El primer ave afectada por este un brote de botulismo tipo C, una enfermedad paralizante y letal causada por una neurotoxina que produce la bacteria Clotridium botulinum, fue hallada el domingo, día 21, en el Parque del Norte de Vitoria.

Este ejemplar fue evacuado al centro foral de recuperación de Martioda, donde evoluciona favorablemente.

Al día siguiente, lunes 22, se encontraron cinco aves muertas en el Parque de Arriaga y en la balsa de Arkaute de Salburua.
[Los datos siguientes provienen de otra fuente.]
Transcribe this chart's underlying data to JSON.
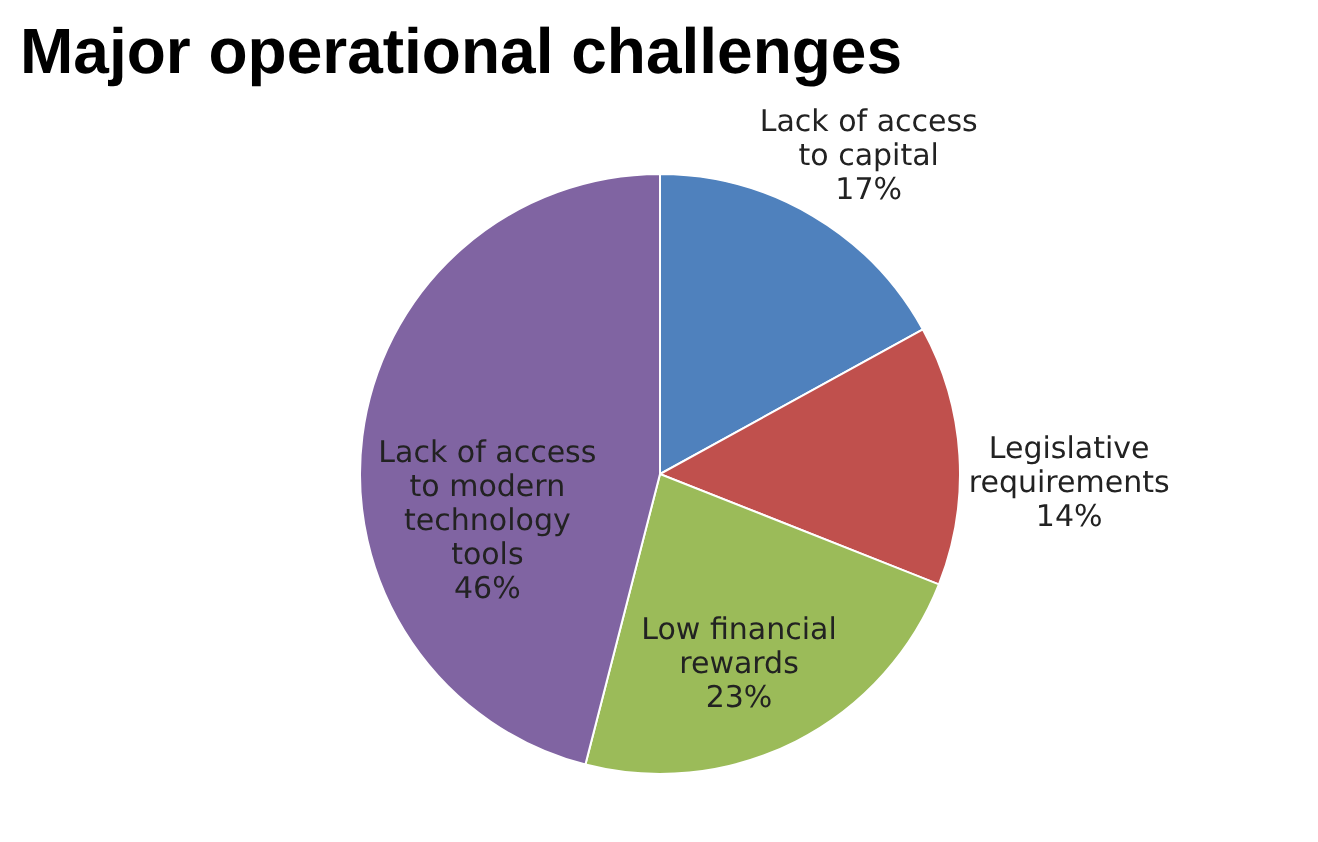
{
  "chart_data": {
    "type": "pie",
    "title": "Major operational challenges",
    "categories": [
      "Lack of access to capital",
      "Legislative requirements",
      "Low financial rewards",
      "Lack of access to modern technology tools"
    ],
    "values": [
      17,
      14,
      23,
      46
    ],
    "value_labels": [
      "17%",
      "14%",
      "23%",
      "46%"
    ],
    "colors": [
      "#4f81bd",
      "#c0504d",
      "#9bbb59",
      "#8064a2"
    ],
    "legend": false
  }
}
El martes 23 se recogieron diez aves muertas en las bases de Arkaute y Betoño de Salburua; así como un ánade en el Parque de Arriaga, que fue rescatado con vida y evoluciona de manera favorable.

El miércoles fueron cuatro las aves muertas recogidas en Salburua y ayer jueves se rescató a otra ave que está viva y ha empezado a recibir tratamiento.

A estas 22 aves que la Diputación tenía contabilizadas por la mañana, cuando los laboratorios de Neiker han confirmado que la muerte se debía a botulismo, se han sumado en las últimas horas otros 6 ejemplares que también han muerto. De esta manera, ya son 28 los animales fallecidos.

El botulismo tipo C es una enfermedad que sólo afecta a aves y pequeños mamíferos y que no tiene incidencia en la salud de las personas, por lo que la Diputación ha hecho un llamamiento a la tranquilidad.

El botulismo surge en entornos de escasez de lluvias, altas temperaturas y poco oxígeno en el agua. Los ejemplares muertos por esta enfermedad son uno de los principales focos de propagación de la enfermedad, por lo que su retirada temprana es clave para frenar el brote.

El año pasado 54 aves murieron por esta enfermedad en el mes de julio en Vitoria y en 2014 los ejemplares fallecidos fueron 739 durante un brote que duró dos meses.